A parte le culture delle piastre di Petri, il test dal vivo è stato l'unico altro metodo per studiare i movimenti e le interazioni delle nanoparticelle con le masse cellulari. Ma come uno degli autori principali dell'articolo, dottorando Alex Albanese, spiegato, "Se dovessimo iniettare nanoparticelle nei topi sarebbe come lanciare un aeroplanino di carta con gli occhi bendati. Vediamo dove atterra ma non siamo davvero sicuri del modello di volo".
E fino ad ora, non c'è stata via di mezzo.
'Terra di mezzo' è esattamente ciò che Albanese e co-autore, Dottor Alan Lam, un neolaureato di IBBME, hanno progettato. I ricercatori hanno posizionato tessuti sferoidi vivi, tessuti che imitano le proprietà dei tumori cancerosi, in un minuscolo, una camera lunga un pollice attraverso la quale scorreva costantemente una soluzione salina. Il liquido che scorre ha permesso ai ricercatori di studiare gli sferoidi in ambienti simili a quelli trovati nei tumori.
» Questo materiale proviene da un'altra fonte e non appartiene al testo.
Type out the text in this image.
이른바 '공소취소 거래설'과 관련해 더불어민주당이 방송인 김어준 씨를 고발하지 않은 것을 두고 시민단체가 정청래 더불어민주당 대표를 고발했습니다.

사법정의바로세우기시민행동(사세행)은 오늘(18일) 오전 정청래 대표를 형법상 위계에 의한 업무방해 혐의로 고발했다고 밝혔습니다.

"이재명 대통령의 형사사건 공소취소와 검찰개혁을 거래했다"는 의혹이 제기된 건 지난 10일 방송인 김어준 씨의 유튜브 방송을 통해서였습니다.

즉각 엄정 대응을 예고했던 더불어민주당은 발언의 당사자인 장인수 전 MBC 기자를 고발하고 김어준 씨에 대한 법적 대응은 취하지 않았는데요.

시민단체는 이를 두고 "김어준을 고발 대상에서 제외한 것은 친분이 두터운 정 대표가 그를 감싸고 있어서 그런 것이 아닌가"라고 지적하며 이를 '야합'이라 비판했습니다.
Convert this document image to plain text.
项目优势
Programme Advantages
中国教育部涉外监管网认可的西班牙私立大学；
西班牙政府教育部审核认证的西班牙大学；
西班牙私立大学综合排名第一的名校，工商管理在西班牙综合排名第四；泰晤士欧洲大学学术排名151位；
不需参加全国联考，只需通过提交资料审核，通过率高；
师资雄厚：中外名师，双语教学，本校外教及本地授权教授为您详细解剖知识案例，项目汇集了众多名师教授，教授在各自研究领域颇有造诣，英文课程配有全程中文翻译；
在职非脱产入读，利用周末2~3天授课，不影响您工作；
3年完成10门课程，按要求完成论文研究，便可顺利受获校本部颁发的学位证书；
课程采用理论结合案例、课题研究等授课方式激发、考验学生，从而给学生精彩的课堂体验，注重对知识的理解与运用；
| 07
Le nanoparticelle fluorescenti sono state quindi iniettate nella camera, consentendo al team di misurare quante nanoparticelle sono penetrate nel tessuto, dove si accumulavano, e l'effetto della velocità del liquido sui movimenti della nanoparticella.
Gli esperimenti hanno previsto il modo in cui le nanoparticelle si sarebbero comportate in ambienti più grandi, modelli dal vivo, con risultati disponibili entro un'ora anziché settimane.
"Il tumore su un chip ci permette di dare una sbirciatina agli aeroplani di carta prima che atterrino, " ha descritto Albanese.
Sebbene questa sia solo la prima volta che la piattaforma tecnologica di microfluidica è stata utilizzata per studiare gli effetti delle nanoparticelle su un tessuto tumorale vivo, i ricercatori sono rimasti sorpresi dalla semplicità con cui la tecnologia può potenzialmente rendere lo screening e il trattamento del cancro.
"Le biopsie possono essere coltivate in questi tessuti e posizionate nel canale. Quindi possiamo scoprire quali nanoparticelle funzionano e metterle nei pazienti, " ha spiegato Rocheleau.
Gli autori dello studio ammettono che c'è ancora una grande distanza tra questo studio preliminare e studi futuri che possono perfezionare la progettazione delle nanoparticelle, così come la loro efficacia con diversi tessuti tumorali, organi e tutto il corpo.
"I computer hanno fatto molta strada dagli anni '60. In questo momento, siamo ancora negli anni '60 della medicina personalizzata, " sostenne Albanese.
Per Rocheleau, anche se, lo studio indica una svolta nel modo in cui i ricercatori stanno affrontando complesse sfide biomediche.
"Ciò che rende unico questo progetto è quanto sia multidisciplinare, " ha detto. "Si tratta di tecniche e strumenti molto diversi che si uniscono per affrontare un problema, e questo progetto non sarebbe stato realizzato senza l'esperienza di due persone e laboratori unici, e per quanto tempo l'hanno tenuto fuori."